Other vocal events not to miss next season—all presented by different organizations in the Kennedy Center Terrace Theater—include a performance of Schubert’s song cycle Winterreise, with the superb baritone Matthias Goerne and Christoph Eschenbach at the piano (March 5); Ute Lemper in a program of cabaret chansons from Berlin and Paris, with the Vogler String Quartet (March 19); more cabaret songs, by Weill, to go with Schoenberg’s hallucinatory Pierrot Lunaire, featuring soprano Lucy Shelton (April 3). For your Baroque fix, try the superb period-instrument ensemble Opera Lafayette, performing a program of 17th- and 18th-century music with tenor Jean-Paul Fouchécourt and soprano Gaële LeRoi (October 24, KenCen Terrace Theater). And speaking of rare operas, Opera Lafayette’s concert performances of complete operas are both worth hearing next season: Pierre-Alexandre Monsigny’s Le Roi et le fermier (January 21) and Giovanni Paisiello’s Il Barbiere di Siviglia (April 14 and 15)—the latter was the first operatic adaptation of Beaumarchais’s play The Barber of Seville to enjoy widespread success, three decades before Rossini’s.

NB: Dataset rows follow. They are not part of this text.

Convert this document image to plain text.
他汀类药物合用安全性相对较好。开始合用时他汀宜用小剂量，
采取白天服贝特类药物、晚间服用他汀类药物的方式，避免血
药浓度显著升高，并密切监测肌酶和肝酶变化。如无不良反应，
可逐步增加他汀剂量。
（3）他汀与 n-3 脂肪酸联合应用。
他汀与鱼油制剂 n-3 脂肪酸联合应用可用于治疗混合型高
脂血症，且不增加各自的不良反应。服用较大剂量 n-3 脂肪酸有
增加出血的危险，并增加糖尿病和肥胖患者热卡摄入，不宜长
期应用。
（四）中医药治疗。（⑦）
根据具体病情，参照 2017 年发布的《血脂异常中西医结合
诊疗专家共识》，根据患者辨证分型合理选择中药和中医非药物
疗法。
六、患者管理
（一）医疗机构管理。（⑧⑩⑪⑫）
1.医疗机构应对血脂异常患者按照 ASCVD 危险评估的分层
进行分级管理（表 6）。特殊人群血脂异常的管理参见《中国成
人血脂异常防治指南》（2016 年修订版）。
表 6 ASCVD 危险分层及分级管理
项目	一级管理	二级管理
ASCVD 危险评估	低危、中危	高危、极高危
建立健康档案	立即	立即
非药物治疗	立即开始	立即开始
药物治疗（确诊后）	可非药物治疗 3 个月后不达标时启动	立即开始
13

More intriguing vocal performances to consider include songs by Charles Ives, with baritone William Sharp and pianist Jeremy Denk, as well as other music with the Post-Classical Ensemble (November 3, Music Center at Strathmore), part of the larger Ives Project; husband and wife team William Bolcom and Joan Morris singing Broadway, vaudeville, and contemporary songs (April 19, Mansion at Strathmore); and baritone Wolfgang Holzmair with pianist Russell Ryan (February 26, Shriver Hall in Baltimore).